Chen Lan, Zhou Bo, Zhang Sheng, Wu Li, Wang Yuehong, Franzblau Scott G, Zhang Zhong-Yin
Chemical Genomics Core Facility, Indiana University School of Medicine, 635 Barnhill Drive, Indianapolis, Indiana 46202.
ACS Med Chem Lett. 2010 Oct 14;1(7):355-359. doi: 10.1021/ml1001135.
Mycobacterium protein tyrosine phosphatase B (mPTPB) is an essential virulence factor required for Mycobacterium tuberculosis (Mtb) survival in host macrophages. Consequently, mPTPB represents an exciting new target with a completely novel mechanism of action. We screened a library of 7,500 compounds against mPTPB and identified several 2-oxo-1,2-dihydrobenzo[cd]indole-6-sulfonamide and piperazinyl-thiophenyl-ethyl-oxalamide derivatives as two distinct classes of mPTPB inhibitors. We showed that both classes of inhibitors are capable of blocking the mPTPB-mediated ERK1/2 inactivation. We further demonstrated that both classes of mPTPB inhibitors are effective in inhibiting the growth of Mtb in macrophages. Thus, improvement of the lead compounds may produce a novel class of anti-TB agents.
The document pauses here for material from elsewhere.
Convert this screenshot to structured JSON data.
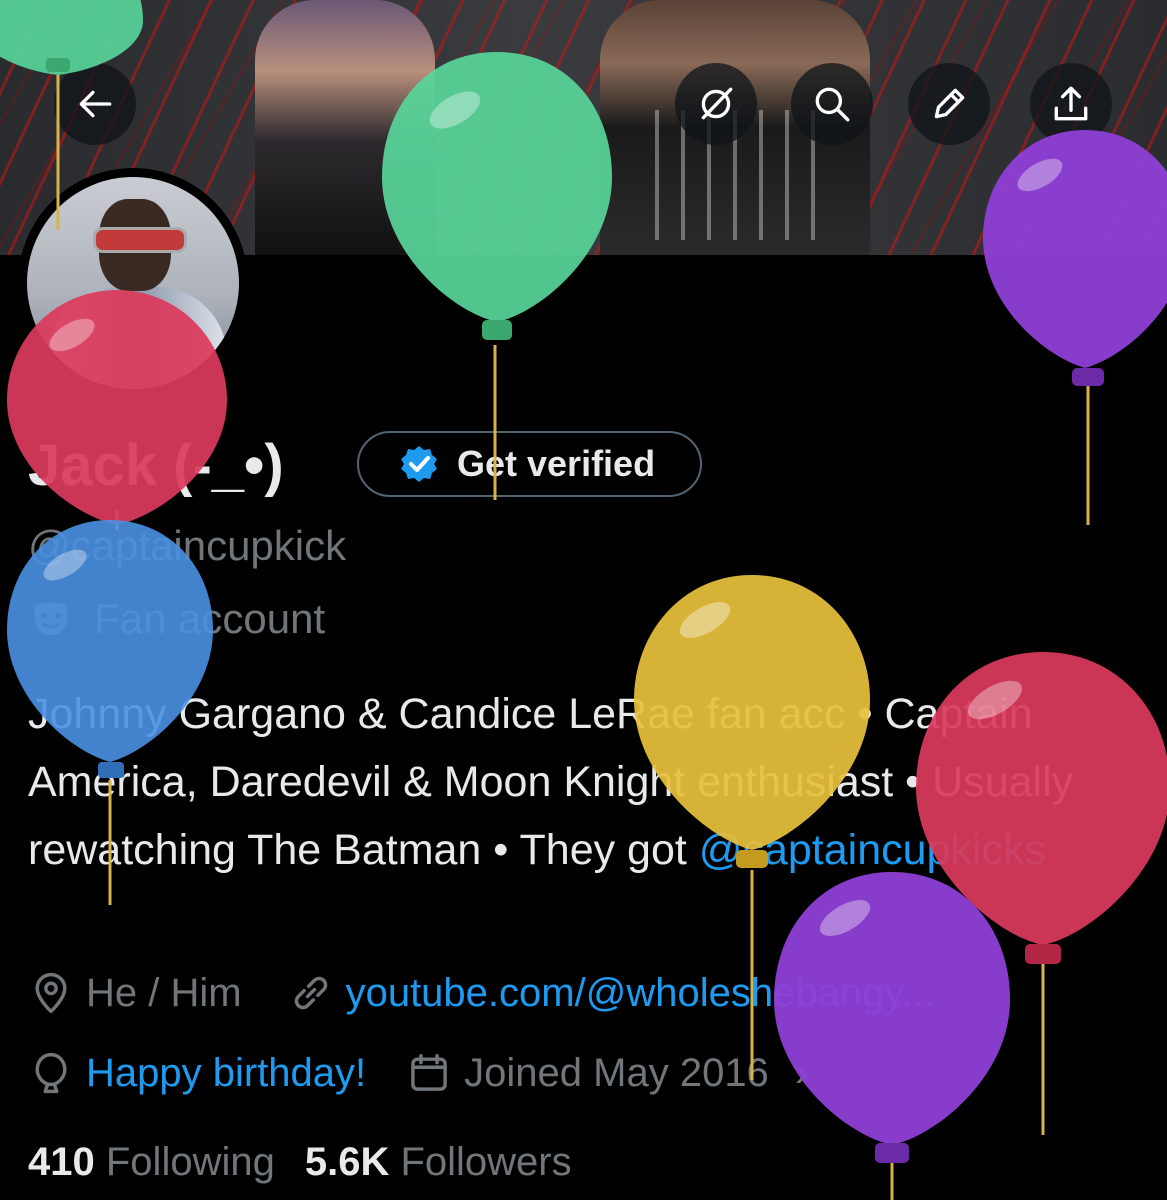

分枝杆菌蛋白酪氨酸磷酸酶B(mPTPB)是结核分枝杆菌(Mtb)在宿主巨噬细胞中存活所必需的一种关键毒力因子。因此,mPTPB代表了一个具有全新作用机制的令人兴奋的新靶点。我们针对mPTPB筛选了一个包含7500种化合物的文库,并鉴定出几种2-氧代-1,2-二氢苯并[cd]吲哚-6-磺酰胺和哌嗪基-硫苯基-乙基-草酰胺衍生物作为两类不同的mPTPB抑制剂。我们表明这两类抑制剂都能够阻断mPTPB介导的ERK1/2失活。我们进一步证明这两类mPTPB抑制剂在抑制巨噬细胞中Mtb的生长方面是有效的。因此,先导化合物的改进可能会产生一类新型抗结核药物。